In an interview with UW ADVANCE, Dr. Bierer discusses her current research and advice for women in science.
Q&A: Current research and advice for female scientists
Q: What are you currently working on?
A: I seek to translate research from basic auditory neuroscience to clinical practice, with the end goal of improving the quality of life for individuals who are deaf, especially those who utilize cochlear implants. The implants are used on a wide scale and restore some degree of hearing by electrically stimulating the auditory nerve in those who do not benefit from traditional hearing aids. However, in my lab, we seek to develop new methods for stimulation founded in neuroscience, that we hope will be even more effective. For example, we are currently working on methods to target the surviving, healthy populations of neurons in our deaf patients so that we can maximize the signals that reach the brain to improve hearing ability.
I originally studied animal physiology, which informed my understanding of basic auditory neuroscience, and later veered toward research with human patients. I would love to do parallel research with both animals and humans, but running two laboratories requires more time and effort than I currently have available, so I now primarily work with humans and continue the animal research through collaborations.

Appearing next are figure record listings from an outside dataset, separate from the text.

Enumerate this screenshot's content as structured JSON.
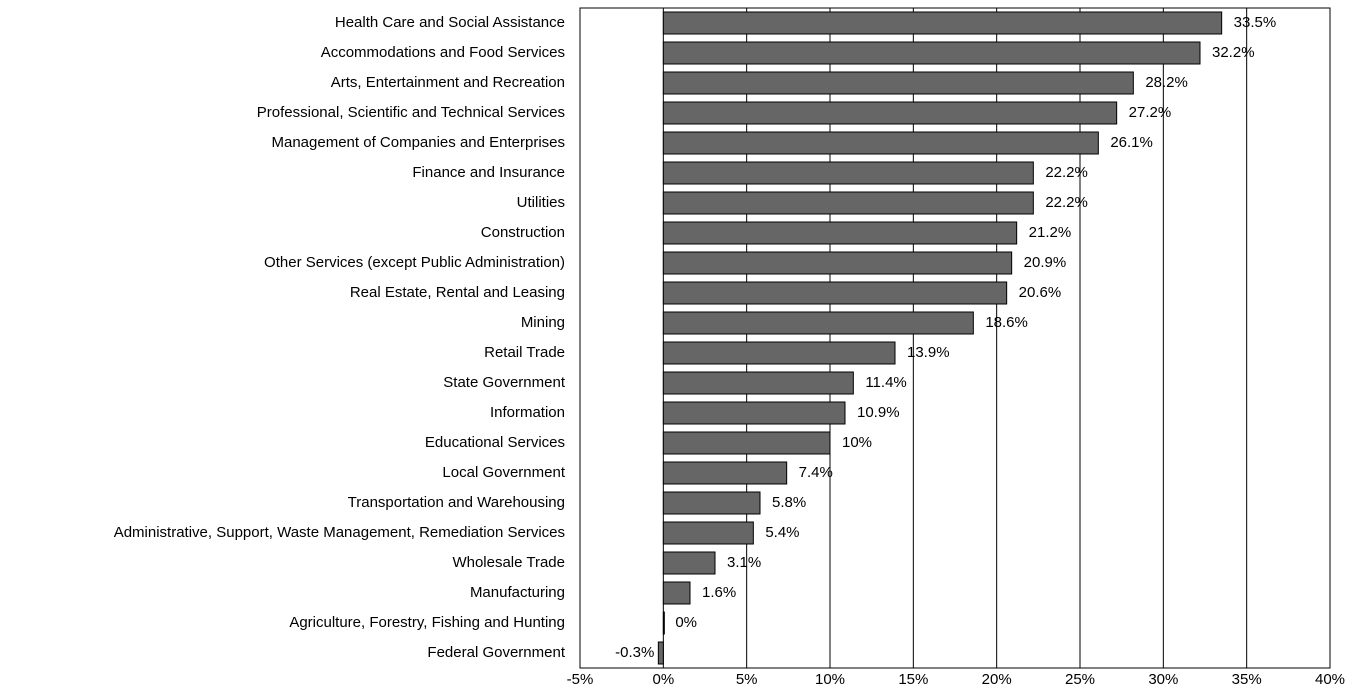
{
  "chart_data": {
    "type": "bar",
    "orientation": "horizontal",
    "categories": [
      "Health Care and Social Assistance",
      "Accommodations and Food Services",
      "Arts, Entertainment and Recreation",
      "Professional, Scientific and Technical Services",
      "Management of Companies and Enterprises",
      "Finance and Insurance",
      "Utilities",
      "Construction",
      "Other Services (except Public Administration)",
      "Real Estate, Rental and Leasing",
      "Mining",
      "Retail Trade",
      "State Government",
      "Information",
      "Educational Services",
      "Local Government",
      "Transportation and Warehousing",
      "Administrative, Support, Waste Management, Remediation Services",
      "Wholesale Trade",
      "Manufacturing",
      "Agriculture, Forestry, Fishing and Hunting",
      "Federal Government"
    ],
    "values": [
      33.5,
      32.2,
      28.2,
      27.2,
      26.1,
      22.2,
      22.2,
      21.2,
      20.9,
      20.6,
      18.6,
      13.9,
      11.4,
      10.9,
      10,
      7.4,
      5.8,
      5.4,
      3.1,
      1.6,
      0,
      -0.3
    ],
    "value_labels": [
      "33.5%",
      "32.2%",
      "28.2%",
      "27.2%",
      "26.1%",
      "22.2%",
      "22.2%",
      "21.2%",
      "20.9%",
      "20.6%",
      "18.6%",
      "13.9%",
      "11.4%",
      "10.9%",
      "10%",
      "7.4%",
      "5.8%",
      "5.4%",
      "3.1%",
      "1.6%",
      "0%",
      "-0.3%"
    ],
    "color": "#666666",
    "xlim": [
      -5,
      40
    ],
    "xticks": [
      {
        "value": -5,
        "label": "-5%"
      },
      {
        "value": 0,
        "label": "0%"
      },
      {
        "value": 5,
        "label": "5%"
      },
      {
        "value": 10,
        "label": "10%"
      },
      {
        "value": 15,
        "label": "15%"
      },
      {
        "value": 20,
        "label": "20%"
      },
      {
        "value": 25,
        "label": "25%"
      },
      {
        "value": 30,
        "label": "30%"
      },
      {
        "value": 35,
        "label": "35%"
      },
      {
        "value": 40,
        "label": "40%"
      }
    ],
    "grid": true
  }
}
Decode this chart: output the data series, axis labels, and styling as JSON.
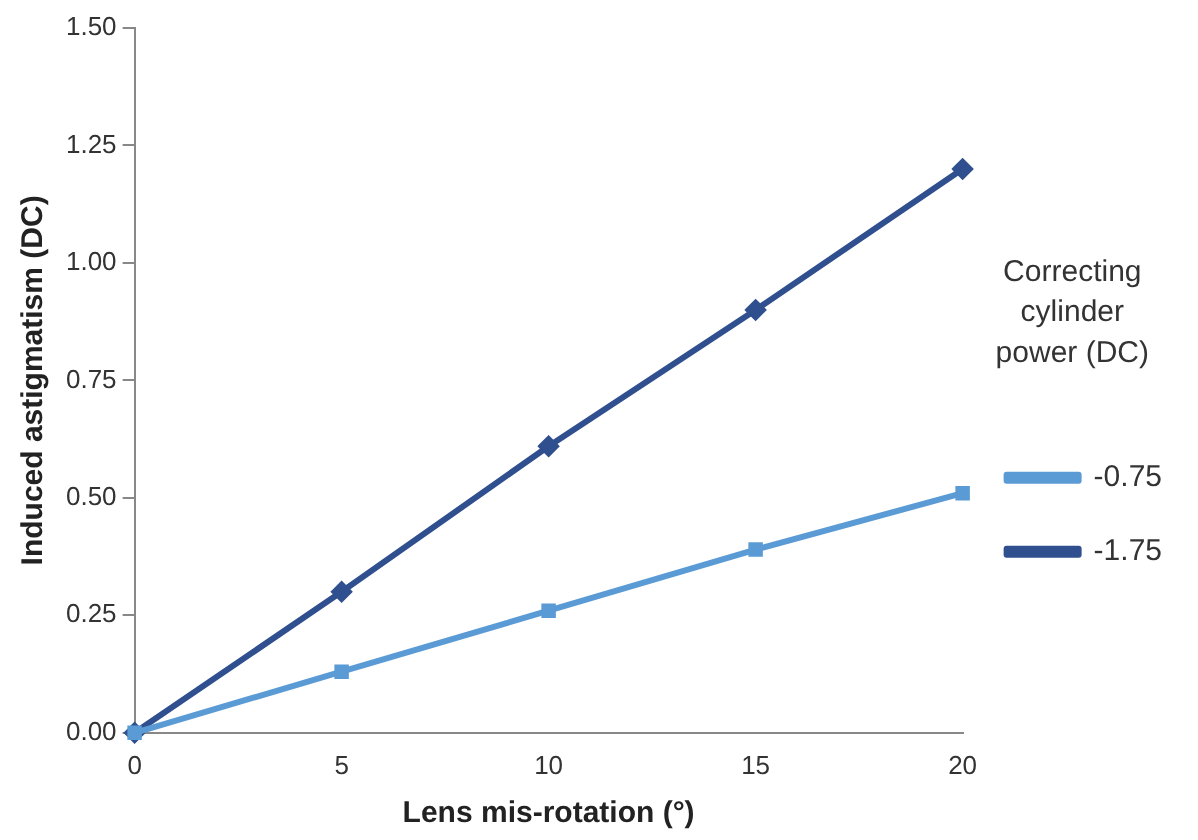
{
  "chart_data": {
    "type": "line",
    "xlabel": "Lens mis-rotation (°)",
    "ylabel": "Induced astigmatism (DC)",
    "legend_title": "Correcting cylinder power (DC)",
    "legend": "right",
    "x": [
      0,
      5,
      10,
      15,
      20
    ],
    "series": [
      {
        "name": "-0.75",
        "color": "#5b9bd5",
        "marker": "square",
        "values": [
          0,
          0.13,
          0.26,
          0.39,
          0.51
        ]
      },
      {
        "name": "-1.75",
        "color": "#2f4f8f",
        "marker": "diamond",
        "values": [
          0,
          0.3,
          0.61,
          0.9,
          1.2
        ]
      }
    ],
    "xlim": [
      0,
      20
    ],
    "xticks": [
      0,
      5,
      10,
      15,
      20
    ],
    "ylim": [
      0,
      1.5
    ],
    "yticks": [
      {
        "value": 0,
        "label": "0.00"
      },
      {
        "value": 0.25,
        "label": "0.25"
      },
      {
        "value": 0.5,
        "label": "0.50"
      },
      {
        "value": 0.75,
        "label": "0.75"
      },
      {
        "value": 1,
        "label": "1.00"
      },
      {
        "value": 1.25,
        "label": "1.25"
      },
      {
        "value": 1.5,
        "label": "1.50"
      }
    ]
  }
}
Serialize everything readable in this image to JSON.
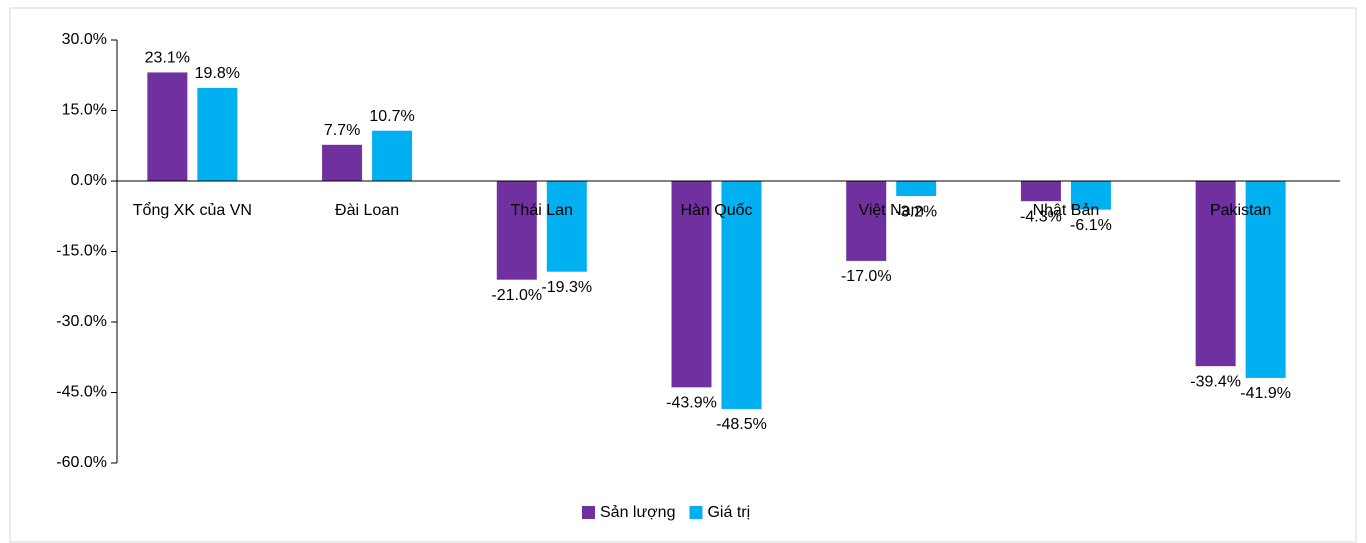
{
  "chart_data": {
    "type": "bar",
    "categories": [
      "Tổng XK của VN",
      "Đài Loan",
      "Thái Lan",
      "Hàn Quốc",
      "Việt Nam",
      "Nhật Bản",
      "Pakistan"
    ],
    "series": [
      {
        "name": "Sản lượng",
        "color": "#7030a0",
        "values": [
          23.1,
          7.7,
          -21.0,
          -43.9,
          -17.0,
          -4.3,
          -39.4
        ],
        "value_labels": [
          "23.1%",
          "7.7%",
          "-21.0%",
          "-43.9%",
          "-17.0%",
          "-4.3%",
          "-39.4%"
        ]
      },
      {
        "name": "Giá trị",
        "color": "#00b0f0",
        "values": [
          19.8,
          10.7,
          -19.3,
          -48.5,
          -3.2,
          -6.1,
          -41.9
        ],
        "value_labels": [
          "19.8%",
          "10.7%",
          "-19.3%",
          "-48.5%",
          "-3.2%",
          "-6.1%",
          "-41.9%"
        ]
      }
    ],
    "ylim": [
      -60,
      30
    ],
    "yticks": [
      {
        "value": 30,
        "label": "30.0%"
      },
      {
        "value": 15,
        "label": "15.0%"
      },
      {
        "value": 0,
        "label": "0.0%"
      },
      {
        "value": -15,
        "label": "-15.0%"
      },
      {
        "value": -30,
        "label": "-30.0%"
      },
      {
        "value": -45,
        "label": "-45.0%"
      },
      {
        "value": -60,
        "label": "-60.0%"
      }
    ],
    "grid": false,
    "legend": "bottom"
  }
}
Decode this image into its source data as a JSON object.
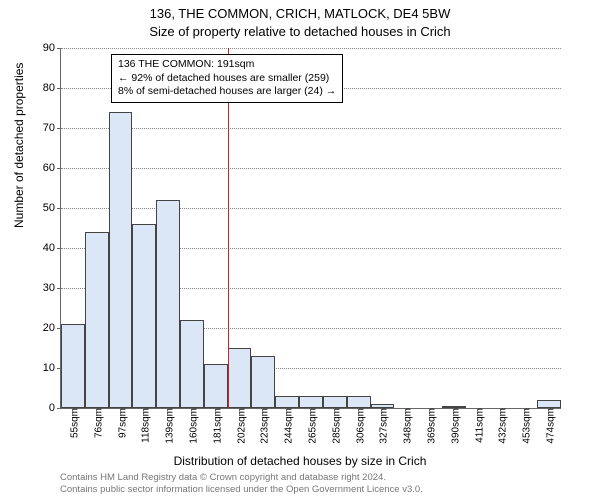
{
  "chart": {
    "type": "histogram",
    "title_main": "136, THE COMMON, CRICH, MATLOCK, DE4 5BW",
    "title_sub": "Size of property relative to detached houses in Crich",
    "ylabel": "Number of detached properties",
    "xlabel": "Distribution of detached houses by size in Crich",
    "ylim": [
      0,
      90
    ],
    "ytick_step": 10,
    "xtick_labels": [
      "55sqm",
      "76sqm",
      "97sqm",
      "118sqm",
      "139sqm",
      "160sqm",
      "181sqm",
      "202sqm",
      "223sqm",
      "244sqm",
      "265sqm",
      "285sqm",
      "306sqm",
      "327sqm",
      "348sqm",
      "369sqm",
      "390sqm",
      "411sqm",
      "432sqm",
      "453sqm",
      "474sqm"
    ],
    "bar_values": [
      21,
      44,
      74,
      46,
      52,
      22,
      11,
      15,
      13,
      3,
      3,
      3,
      3,
      1,
      0,
      0,
      0.5,
      0,
      0,
      0,
      2
    ],
    "bar_fill": "#dbe6f6",
    "bar_border": "#444444",
    "grid_color": "#888888",
    "ref_line_color": "#d91c1c",
    "ref_line_bin_index": 7,
    "annotation": {
      "line1": "136 THE COMMON: 191sqm",
      "line2": "← 92% of detached houses are smaller (259)",
      "line3": "8% of semi-detached houses are larger (24) →"
    },
    "background_color": "#ffffff",
    "title_fontsize": 13,
    "label_fontsize": 12,
    "tick_fontsize": 11,
    "annotation_fontsize": 10.5
  },
  "footer": {
    "line1": "Contains HM Land Registry data © Crown copyright and database right 2024.",
    "line2": "Contains public sector information licensed under the Open Government Licence v3.0."
  }
}
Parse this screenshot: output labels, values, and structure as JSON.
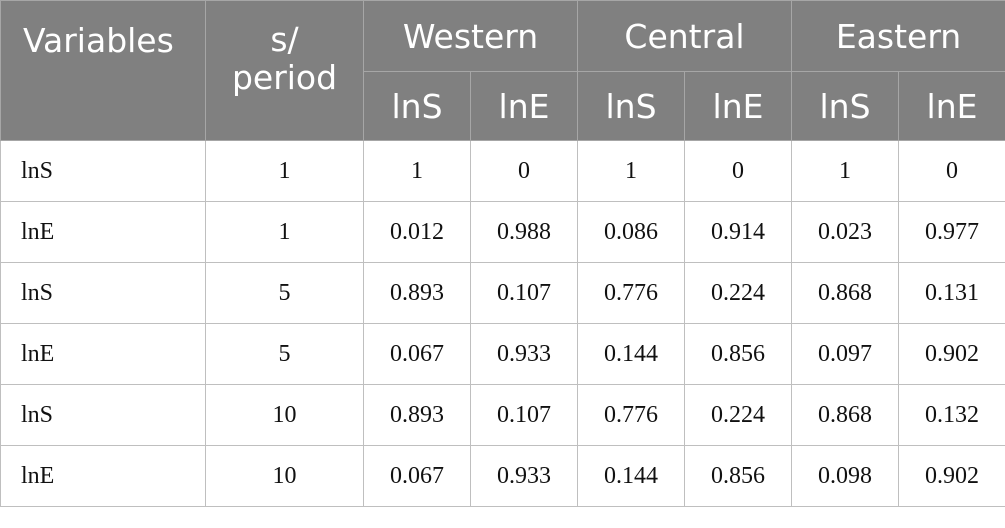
{
  "table": {
    "header": {
      "variables": "Variables",
      "period": [
        "s/",
        "period"
      ],
      "groups": [
        "Western",
        "Central",
        "Eastern"
      ],
      "subheaders": [
        "lnS",
        "lnE",
        "lnS",
        "lnE",
        "lnS",
        "lnE"
      ]
    },
    "rows": [
      [
        "lnS",
        "1",
        "1",
        "0",
        "1",
        "0",
        "1",
        "0"
      ],
      [
        "lnE",
        "1",
        "0.012",
        "0.988",
        "0.086",
        "0.914",
        "0.023",
        "0.977"
      ],
      [
        "lnS",
        "5",
        "0.893",
        "0.107",
        "0.776",
        "0.224",
        "0.868",
        "0.131"
      ],
      [
        "lnE",
        "5",
        "0.067",
        "0.933",
        "0.144",
        "0.856",
        "0.097",
        "0.902"
      ],
      [
        "lnS",
        "10",
        "0.893",
        "0.107",
        "0.776",
        "0.224",
        "0.868",
        "0.132"
      ],
      [
        "lnE",
        "10",
        "0.067",
        "0.933",
        "0.144",
        "0.856",
        "0.098",
        "0.902"
      ]
    ]
  }
}
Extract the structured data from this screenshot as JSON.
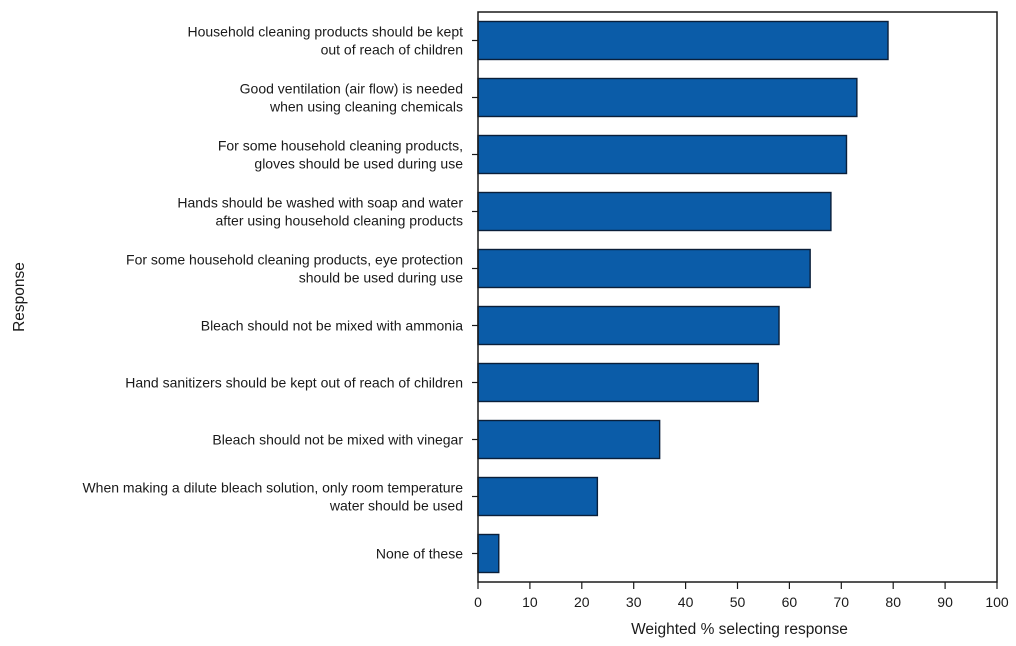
{
  "chart_data": {
    "type": "bar",
    "orientation": "horizontal",
    "xlabel": "Weighted % selecting response",
    "ylabel": "Response",
    "xlim": [
      0,
      100
    ],
    "xticks": [
      0,
      10,
      20,
      30,
      40,
      50,
      60,
      70,
      80,
      90,
      100
    ],
    "grid": false,
    "bar_color": "#0b5ca8",
    "bar_edge_color": "#0a1f3a",
    "categories": [
      [
        "Household cleaning products should be kept",
        "out of reach of children"
      ],
      [
        "Good ventilation (air flow) is needed",
        "when using cleaning chemicals"
      ],
      [
        "For some household cleaning products,",
        "gloves should be used during use"
      ],
      [
        "Hands should be washed with soap and water",
        "after using household cleaning products"
      ],
      [
        "For some household cleaning products, eye protection",
        "should be used during use"
      ],
      [
        "Bleach should not be mixed with ammonia"
      ],
      [
        "Hand sanitizers should be kept out of reach of children"
      ],
      [
        "Bleach should not be mixed with vinegar"
      ],
      [
        "When making a dilute bleach solution, only room temperature",
        "water should be used"
      ],
      [
        "None of these"
      ]
    ],
    "values": [
      79,
      73,
      71,
      68,
      64,
      58,
      54,
      35,
      23,
      4
    ]
  }
}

Q: What advice do you have for women pursuing scientific careers?
A: When I was growing up, my parents told me that I could do anything. As I was looking for a major and career, I found myself wanting to prove that I could do something that few women do. I like a challenge! Based on my experience so far, I recommend that women in the sciences, or other male-dominated fields, be bold and assertive when negotiating about anything—space, resources, or salary. If possible, find out what the going salary rate is for your male and female colleagues and be sure you get equal pay from the beginning, otherwise we will always lag behind. I try to put myself out there and negotiate hard even though that’s not my natural tendency. In this way women can remain competitive and help close the gender gap in the sciences and other fields.